Speech keyword detection is a deep learning model that recognizes a keyword when spoken.
- librosa
- numpy
- pandas
- scikit-learn
- tensorflow>=1.15
pip install -r requirements.txt
Extract Mel-spectrogram and MFCC features from the audio dataset.
python ./utils/feature_extraction.py
python train.py --model [MODEL_TYPE] --data [DATA_FEATURE_TYPE]
python test.py --model [MODEL_TYPE] --data [DATA_FEATURE_TYPE]
- FC DNN
- CNN
- ResNet
The experiment was designed specifically to run on a small embedded system such as NVIDIA Jetson Nano 2GB.
In this experiment, the dataset was created manually. It is created with three different mic location and three different reverberation time, providing nine different combination. Also, it is combined with six different genre of TV programs.
- Training dataset = 24,006
- Testing dataset = 31.968
CNN with no-normalization and log mels feature extracted was the best model in this experiment.

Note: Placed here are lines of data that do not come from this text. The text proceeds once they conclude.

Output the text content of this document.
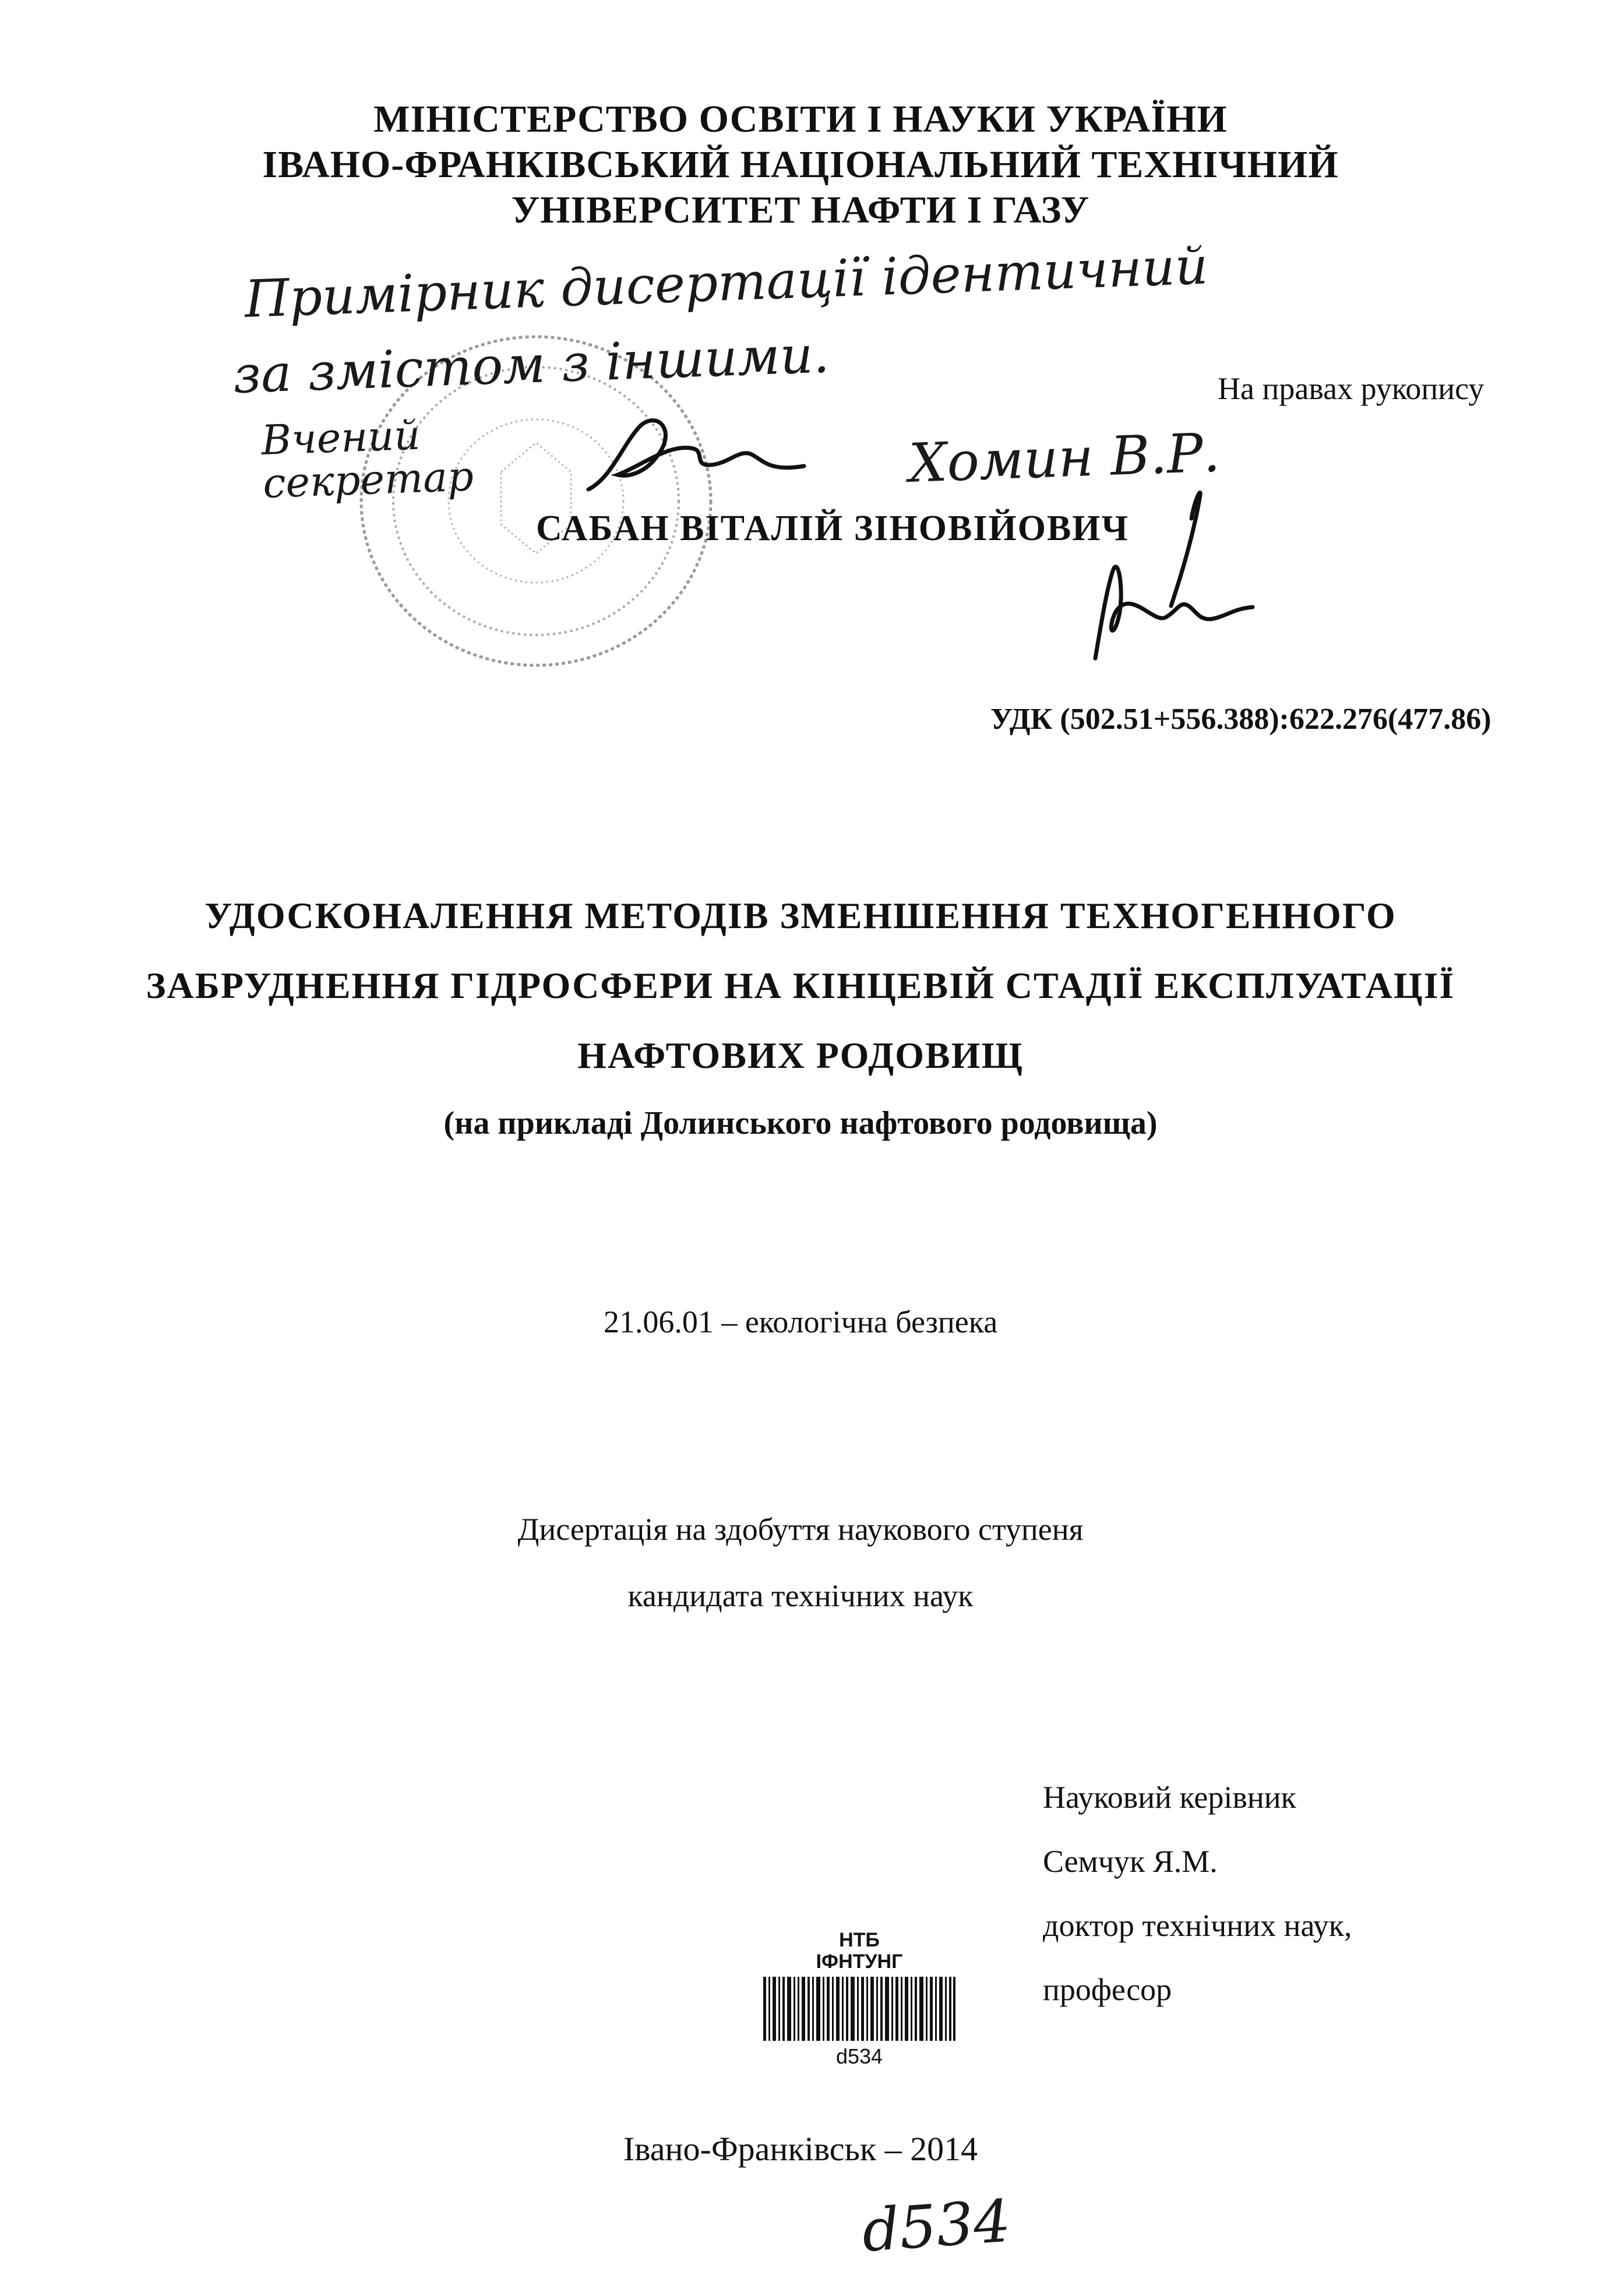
МІНІСТЕРСТВО ОСВІТИ І НАУКИ УКРАЇНИ
ІВАНО-ФРАНКІВСЬКИЙ НАЦІОНАЛЬНИЙ ТЕХНІЧНИЙ
УНІВЕРСИТЕТ НАФТИ І ГАЗУ
Примірник дисертації ідентичний
за змістом з іншими.
Вчений секретар	Хомин В.Р.
На правах рукопису
САБАН ВІТАЛІЙ ЗІНОВІЙОВИЧ
УДК (502.51+556.388):622.276(477.86)
УДОСКОНАЛЕННЯ МЕТОДІВ ЗМЕНШЕННЯ ТЕХНОГЕННОГО
ЗАБРУДНЕННЯ ГІДРОСФЕРИ НА КІНЦЕВІЙ СТАДІЇ ЕКСПЛУАТАЦІЇ
НАФТОВИХ РОДОВИЩ
(на прикладі Долинського нафтового родовища)
21.06.01 – екологічна безпека
Дисертація на здобуття наукового ступеня
кандидата технічних наук
Науковий керівник
Семчук Я.М.
доктор технічних наук,
професор
НТБ
ІФНТУНГ
d534
Івано-Франківськ – 2014
d534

Normalization | Feature | Model | Validation Accuracy | EER |
---|---|---|---|---|
No-Normalization | Log Mels | CNN | 95.75% | 4.04% |
FC DNN | - | - | ||
ResNet | 88.59% | 13.60% | ||
MFCC | CNN | 77.43% | 15.32% | |
FC DNN | - | - | ||
ResNet | 92.08% | 7.91% | ||
Max-Normalization | Log Mels | CNN | 89.15% | 13.37% |
FC DNN | 91.58% | 8.30% | ||
ResNet | 81.06% | 18.58% | ||
MFCC | CNN | 81.13% | 15.78% | |
FC DNN | 90.33% | 17.18% | ||
ResNet | 87.24% | 12.84% |